David Hobby wrote:
>
>> Uh? Really? The last time I read about it, the only
>
> KNOWN
>
>> perfect numbers were the few that came from...
>> 2^(n-1) (2^n - 1)
>
Right. I should have written the known part. It was
yet unknown if there were odd perfect numbers.

OTOH, IIRC the number of odd perfect numbers is
infinite, as there are infinite prime Mersenne numbers.

>> What is the smallest known odd perfect number?
>
> Why it is:
>
> 235465427730240065113511519531(snip)
>
No, it isn't. Do you have any idea about it? Something
like "it's between 10^10^100 and 10^10^... (100 times) ... 10^100"

Alberto Monteiro

PS: I once thought about a computer contest, something like:
given an extension of a computer language [like C] where 
the integer type is unbound and memory is unbound, write 
a set of functions that use only x charaters [or tokens] such 
that one of them returns the biggest number in a finite time.

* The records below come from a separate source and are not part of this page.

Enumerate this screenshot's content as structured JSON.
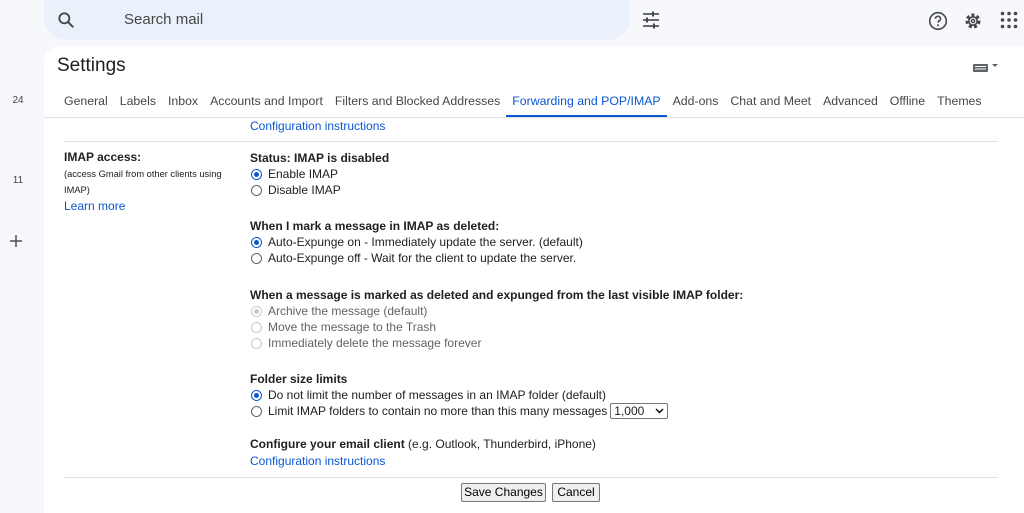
{
  "search": {
    "placeholder": "Search mail"
  },
  "left_rail": {
    "count_1": "24",
    "count_2": "11"
  },
  "settings": {
    "title": "Settings",
    "tabs": [
      "General",
      "Labels",
      "Inbox",
      "Accounts and Import",
      "Filters and Blocked Addresses",
      "Forwarding and POP/IMAP",
      "Add-ons",
      "Chat and Meet",
      "Advanced",
      "Offline",
      "Themes"
    ],
    "active_tab": "Forwarding and POP/IMAP",
    "config_link_top": "Configuration instructions"
  },
  "imap": {
    "label": "IMAP access:",
    "sub_line1": "(access Gmail from other clients using",
    "sub_line2": "IMAP)",
    "learn_more": "Learn more",
    "status": "Status: IMAP is disabled",
    "enable": "Enable IMAP",
    "disable": "Disable IMAP",
    "enable_selected": true,
    "deleted_heading": "When I mark a message in IMAP as deleted:",
    "expunge_on": "Auto-Expunge on - Immediately update the server. (default)",
    "expunge_off": "Auto-Expunge off - Wait for the client to update the server.",
    "expunge_on_selected": true,
    "expunged_heading": "When a message is marked as deleted and expunged from the last visible IMAP folder:",
    "archive": "Archive the message (default)",
    "trash": "Move the message to the Trash",
    "delete_forever": "Immediately delete the message forever",
    "folder_heading": "Folder size limits",
    "no_limit": "Do not limit the number of messages in an IMAP folder (default)",
    "limit": "Limit IMAP folders to contain no more than this many messages",
    "limit_value": "1,000",
    "client_heading": "Configure your email client",
    "client_note": " (e.g. Outlook, Thunderbird, iPhone)",
    "config_link": "Configuration instructions"
  },
  "buttons": {
    "save": "Save Changes",
    "cancel": "Cancel"
  },
  "colors": {
    "accent": "#0b57d0",
    "background": "#f6f8fc",
    "search_bg": "#eaf1fb"
  },
  "icons": [
    "search-icon",
    "tune-icon",
    "help-icon",
    "gear-icon",
    "apps-icon",
    "keyboard-icon",
    "plus-icon",
    "chevron-down-icon"
  ]
}
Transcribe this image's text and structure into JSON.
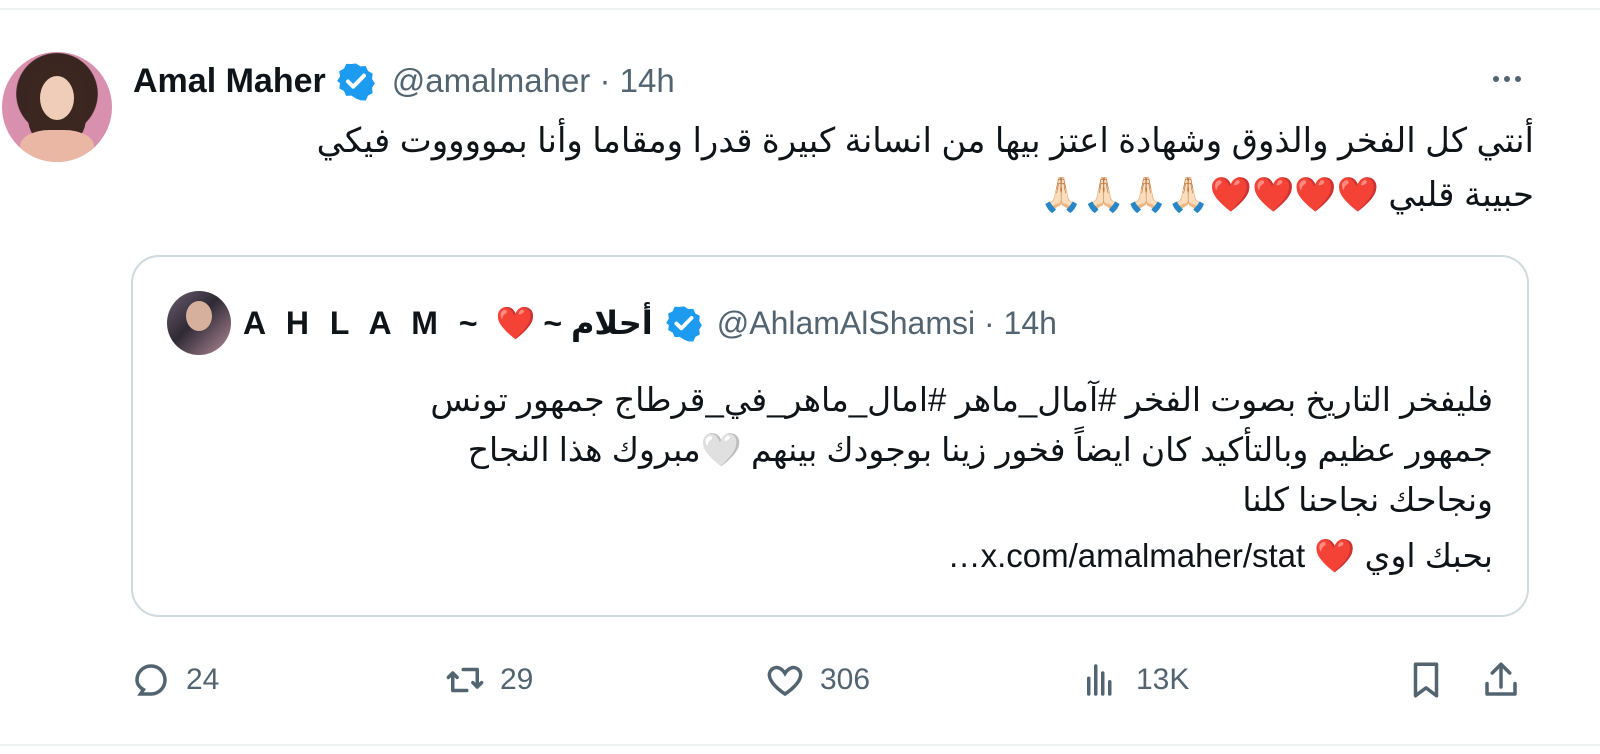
{
  "tweet": {
    "author_name": "Amal Maher",
    "handle_meta": "@amalmaher · 14h",
    "text_line1": "أنتي كل الفخر والذوق وشهادة اعتز بيها من انسانة كبيرة قدرا ومقاما وأنا بمووووت فيكي",
    "text_line2": "حبيبة قلبي ❤️❤️❤️❤️🙏🏻🙏🏻🙏🏻🙏🏻"
  },
  "quote": {
    "name_latin": "A H L A M ~",
    "name_heart": "❤️",
    "name_arabic": "~ أحلام",
    "handle_meta": "@AhlamAlShamsi · 14h",
    "line1": "فليفخر التاريخ بصوت الفخر #آمال_ماهر  #امال_ماهر_في_قرطاج  جمهور تونس",
    "line2": "جمهور عظيم وبالتأكيد كان ايضاً فخور زينا بوجودك بينهم 🤍مبروك هذا النجاح",
    "line3": "ونجاحك نجاحنا كلنا",
    "line4": "بحبك اوي ❤️ x.com/amalmaher/stat…"
  },
  "actions": {
    "replies": "24",
    "retweets": "29",
    "likes": "306",
    "views": "13K"
  },
  "colors": {
    "verified_blue": "#1d9bf0",
    "secondary_text": "#536471",
    "border": "#cfd9de"
  }
}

The first step would be the generalization of the power function
to the next level: a *** 1 = a, a *** (n+1) = a ^ (a *** n). The next
step would be a function that takes multiplication, power, and this 
superpower as members of a sequence of functions. The next
step would be the next generation of this superfunction, and then
the generalization of all these generalizations.